There is also little doubt that Uttar Pradesh received more central funds during the last five years. Samajwadi Party spokesman Rajendra Chaudhary concedes that the Akhilesh Yadav-led SP Government had received Rs. 17,000 crore in 2012-13 and Rs. 22,000 crore in 2013-14 by way of central assistance.
But while the SP claims that central assistance dried up during the last two years of Akhilesh Yadav’s term, BJP claims there was no discrimination. Central assistance to UP rose substantially to Rs. 32,000 crore in 2014-15, it claims. Ever since the assembly election in 2017 when BJP stormed to power in the state, central assistance has ranged from Rs. 40,000 crore to Rs. 57,000 crore in 2020-21.

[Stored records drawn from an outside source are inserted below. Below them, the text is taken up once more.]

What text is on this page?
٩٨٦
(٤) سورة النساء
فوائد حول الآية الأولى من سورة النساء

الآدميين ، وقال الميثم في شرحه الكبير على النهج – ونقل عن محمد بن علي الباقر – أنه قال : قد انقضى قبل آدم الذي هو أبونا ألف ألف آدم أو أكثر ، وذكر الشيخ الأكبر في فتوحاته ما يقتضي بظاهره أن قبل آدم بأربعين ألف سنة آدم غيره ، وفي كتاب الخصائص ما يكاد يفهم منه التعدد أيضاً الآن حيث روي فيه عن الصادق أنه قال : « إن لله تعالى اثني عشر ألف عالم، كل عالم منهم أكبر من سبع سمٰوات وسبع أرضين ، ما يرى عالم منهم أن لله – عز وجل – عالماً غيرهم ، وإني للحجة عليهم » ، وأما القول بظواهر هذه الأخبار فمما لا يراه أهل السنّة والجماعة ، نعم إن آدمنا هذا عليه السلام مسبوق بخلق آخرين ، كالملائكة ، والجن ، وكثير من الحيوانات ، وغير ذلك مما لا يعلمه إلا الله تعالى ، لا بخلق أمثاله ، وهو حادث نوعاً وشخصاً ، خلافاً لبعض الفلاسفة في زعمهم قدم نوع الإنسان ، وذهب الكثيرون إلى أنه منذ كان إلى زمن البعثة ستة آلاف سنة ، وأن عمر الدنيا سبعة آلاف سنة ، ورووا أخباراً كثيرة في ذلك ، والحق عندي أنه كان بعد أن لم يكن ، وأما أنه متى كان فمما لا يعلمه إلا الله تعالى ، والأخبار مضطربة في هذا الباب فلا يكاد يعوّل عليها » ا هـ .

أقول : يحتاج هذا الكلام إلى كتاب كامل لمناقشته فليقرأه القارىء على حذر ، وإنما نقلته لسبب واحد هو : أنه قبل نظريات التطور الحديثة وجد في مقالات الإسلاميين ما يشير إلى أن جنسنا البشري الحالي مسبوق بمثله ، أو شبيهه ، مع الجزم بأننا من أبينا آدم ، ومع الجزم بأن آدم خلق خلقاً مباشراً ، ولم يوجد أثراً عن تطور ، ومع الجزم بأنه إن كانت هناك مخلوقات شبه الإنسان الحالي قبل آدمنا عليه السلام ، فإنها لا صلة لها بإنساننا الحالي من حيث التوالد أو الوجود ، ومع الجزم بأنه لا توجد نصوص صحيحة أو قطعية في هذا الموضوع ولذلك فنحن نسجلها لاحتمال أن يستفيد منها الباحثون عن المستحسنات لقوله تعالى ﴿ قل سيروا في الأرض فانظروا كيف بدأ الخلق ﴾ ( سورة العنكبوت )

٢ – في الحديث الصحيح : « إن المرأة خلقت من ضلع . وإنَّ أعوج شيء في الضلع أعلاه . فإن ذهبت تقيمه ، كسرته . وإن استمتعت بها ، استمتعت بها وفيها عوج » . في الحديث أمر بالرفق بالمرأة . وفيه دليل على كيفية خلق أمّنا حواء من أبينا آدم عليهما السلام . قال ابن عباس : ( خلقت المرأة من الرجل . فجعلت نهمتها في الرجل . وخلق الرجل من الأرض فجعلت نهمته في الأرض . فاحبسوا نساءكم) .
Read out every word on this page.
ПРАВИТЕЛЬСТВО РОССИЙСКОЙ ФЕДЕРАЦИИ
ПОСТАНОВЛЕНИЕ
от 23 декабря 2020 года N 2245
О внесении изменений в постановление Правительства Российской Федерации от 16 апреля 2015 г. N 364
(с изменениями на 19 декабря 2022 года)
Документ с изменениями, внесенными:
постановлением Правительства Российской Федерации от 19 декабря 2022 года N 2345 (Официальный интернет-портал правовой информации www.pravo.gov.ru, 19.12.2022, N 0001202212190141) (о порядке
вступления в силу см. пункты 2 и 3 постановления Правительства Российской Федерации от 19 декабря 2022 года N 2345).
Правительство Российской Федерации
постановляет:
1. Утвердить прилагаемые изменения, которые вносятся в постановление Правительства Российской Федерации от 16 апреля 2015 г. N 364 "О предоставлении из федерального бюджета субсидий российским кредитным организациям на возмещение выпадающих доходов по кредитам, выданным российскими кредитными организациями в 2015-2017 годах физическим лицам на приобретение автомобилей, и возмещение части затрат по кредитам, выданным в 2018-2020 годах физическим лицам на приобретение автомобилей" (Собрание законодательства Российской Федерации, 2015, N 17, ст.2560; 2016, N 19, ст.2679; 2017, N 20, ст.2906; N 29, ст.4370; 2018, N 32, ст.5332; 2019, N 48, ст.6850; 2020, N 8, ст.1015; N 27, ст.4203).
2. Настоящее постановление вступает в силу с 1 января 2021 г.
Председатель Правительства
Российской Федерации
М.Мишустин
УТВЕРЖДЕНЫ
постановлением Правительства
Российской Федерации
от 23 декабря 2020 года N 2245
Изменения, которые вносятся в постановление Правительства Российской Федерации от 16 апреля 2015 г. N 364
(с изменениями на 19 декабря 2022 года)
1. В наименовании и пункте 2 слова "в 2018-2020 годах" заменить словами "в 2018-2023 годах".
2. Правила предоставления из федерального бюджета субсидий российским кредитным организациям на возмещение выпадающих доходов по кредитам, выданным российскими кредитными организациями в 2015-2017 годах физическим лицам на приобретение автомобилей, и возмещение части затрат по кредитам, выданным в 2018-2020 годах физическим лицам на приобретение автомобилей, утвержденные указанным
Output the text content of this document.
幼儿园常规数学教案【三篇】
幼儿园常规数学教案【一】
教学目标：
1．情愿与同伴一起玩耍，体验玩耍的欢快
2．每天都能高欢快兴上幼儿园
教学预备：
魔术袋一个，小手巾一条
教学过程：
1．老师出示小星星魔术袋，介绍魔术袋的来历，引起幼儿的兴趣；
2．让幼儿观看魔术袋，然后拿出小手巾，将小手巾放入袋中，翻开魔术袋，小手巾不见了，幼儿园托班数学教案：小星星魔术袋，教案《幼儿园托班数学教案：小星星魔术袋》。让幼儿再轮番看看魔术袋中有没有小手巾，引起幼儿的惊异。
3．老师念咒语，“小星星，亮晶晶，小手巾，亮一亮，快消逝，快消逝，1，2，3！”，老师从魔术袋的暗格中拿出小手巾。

While other states, especially the opposition ruled states, have been complaining of a shortage of funds, UP seems to have been lucky with no dearth of funds. But whether funds have been used well is a different question altogether.
“This government does not have its own policies. It has only implemented central schemes. Uttar Pradesh bagged the top position in the implementation of Pradhan Mantri Awas Yojana and the Ujjwala Yojana. But the Yogi government does not have any project which it can call its own,” quips Dr Manoj Sharma, an economist in Lucknow.
BJP also knows that all is not well on the ground. The party suffered a humiliating defeat in panchayat elections even in its strongholds of Varanasi, the Lok Sabha constituency of Prime Minister Narendra Modi, Ayodhya and Mathura. BJP-backed nominees could win only 750 of the total 3,050 Zila Panchayat seats.
The results sent shock waves through the RSS and the BJP. RSS general secretary Dattatreya Hosabale rushed to Lucknow. BJP national general secretary (organisation) B.L. Santhosh visited the state several times on damage control missions. Yogi, whom even bureaucrats address as ‘Maharaj’, has put off many because of his temper tantrums. Internal bickering in the ministry and within the BJP is no secret. Even BJP MLAs have accused him of being a casteist and favouring Thakurs. Some have called him anti-Brahmin and anti-Backward.
It was to hastily correct the caste balance that Ajay Mishra Teni was inducted into the Union Council of Ministers in February this year. Maharaj himself carried out a ministerial expansion by inducting a Brahmin, three Backwards and three Dalits in the ministry.
But will this be enough? Or is the bell tolling for the Maharaj?
Knives will be out for him if BJP barely manages a majority. Maharaj should be a worried man.